I use LastPass and have found it works well. Sharing passwords has a few issues (not very intuitive), but for the most part works. 

I keep KeePass2 synchronized with Dropbox, but I use a long login password with a key file, which is only on the local machine (Linux, Windows, Android). Haven't had any buggy issues in the past 5 years.

I also keep a plain text file on my local machine as a back up in case the above two fail.

Mark

On Sun, Jan 28, 2018 at 7:16 PM, Michael Butash <michael@butash.net> wrote:
I tried to use keepass for a while, but it was buggy, particularly the mono vermin.  I learned what mono was, and why to hate it.  If you have more than one monitor, you learn it's utterly stupid when it comes to screen/context awareness in linux.

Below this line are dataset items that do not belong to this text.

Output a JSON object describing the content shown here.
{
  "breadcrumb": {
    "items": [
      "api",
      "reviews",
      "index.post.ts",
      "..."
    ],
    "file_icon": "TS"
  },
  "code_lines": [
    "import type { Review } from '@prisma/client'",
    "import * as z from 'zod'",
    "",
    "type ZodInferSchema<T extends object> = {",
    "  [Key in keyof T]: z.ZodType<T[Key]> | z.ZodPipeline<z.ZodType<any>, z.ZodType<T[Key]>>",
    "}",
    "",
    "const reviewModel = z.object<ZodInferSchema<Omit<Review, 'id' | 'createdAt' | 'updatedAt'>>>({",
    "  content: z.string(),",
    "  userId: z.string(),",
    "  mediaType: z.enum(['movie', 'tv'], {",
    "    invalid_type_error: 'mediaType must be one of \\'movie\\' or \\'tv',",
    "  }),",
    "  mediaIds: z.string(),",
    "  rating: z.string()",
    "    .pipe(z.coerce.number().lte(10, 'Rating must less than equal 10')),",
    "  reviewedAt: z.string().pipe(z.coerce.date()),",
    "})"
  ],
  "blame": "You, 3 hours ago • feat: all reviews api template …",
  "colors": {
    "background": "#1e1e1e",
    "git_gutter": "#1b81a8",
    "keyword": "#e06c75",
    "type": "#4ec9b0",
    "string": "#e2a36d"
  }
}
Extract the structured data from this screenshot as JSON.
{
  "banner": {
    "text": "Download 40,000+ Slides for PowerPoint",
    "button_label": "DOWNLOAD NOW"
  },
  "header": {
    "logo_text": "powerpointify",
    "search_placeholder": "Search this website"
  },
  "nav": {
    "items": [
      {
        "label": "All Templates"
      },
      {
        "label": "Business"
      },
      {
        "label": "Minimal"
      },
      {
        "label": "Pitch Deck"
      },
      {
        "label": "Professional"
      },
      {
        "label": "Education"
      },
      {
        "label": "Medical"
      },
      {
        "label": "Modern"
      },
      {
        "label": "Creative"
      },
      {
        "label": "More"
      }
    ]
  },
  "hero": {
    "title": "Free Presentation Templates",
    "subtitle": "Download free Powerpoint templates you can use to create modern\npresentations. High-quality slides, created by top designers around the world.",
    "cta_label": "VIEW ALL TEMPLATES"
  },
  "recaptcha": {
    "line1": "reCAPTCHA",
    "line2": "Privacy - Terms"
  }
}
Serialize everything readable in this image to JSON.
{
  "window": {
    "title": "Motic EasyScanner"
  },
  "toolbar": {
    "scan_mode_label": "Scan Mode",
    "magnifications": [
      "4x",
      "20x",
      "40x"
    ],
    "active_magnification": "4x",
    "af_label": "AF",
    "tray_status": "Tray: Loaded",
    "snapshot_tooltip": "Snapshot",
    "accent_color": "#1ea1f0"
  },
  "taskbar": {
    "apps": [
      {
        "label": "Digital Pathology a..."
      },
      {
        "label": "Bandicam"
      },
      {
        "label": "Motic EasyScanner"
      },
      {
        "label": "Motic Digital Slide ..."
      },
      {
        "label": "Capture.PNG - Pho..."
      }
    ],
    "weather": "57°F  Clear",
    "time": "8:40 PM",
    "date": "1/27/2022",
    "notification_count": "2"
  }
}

I used keepassx, for a while it was good.  I had issues nfs mounting and sharing the file, which I took to synchronizing a file as the only sane approach, but I began to treat everything as a revision, which in itself was problematic.  After a while too many updates across disparate systems became too much.

Then I went for lastpass years ago, but since citrix bought them, I have issues with them as a company and their security.  They suck as a company, another "too big to fail" imho, and I anger the fact they bought the company I like.  I feel I need to divest.

I'm interested in a something that can be multi-master authoritative for passwords, cloud-based makes sense as a travel, but otherwise presents challenges for security, who is really authoritative, and other.  

I lean toward standing up a cloud service, or at least storage to do it.  Something NOT commercial utterly goddamn preferable.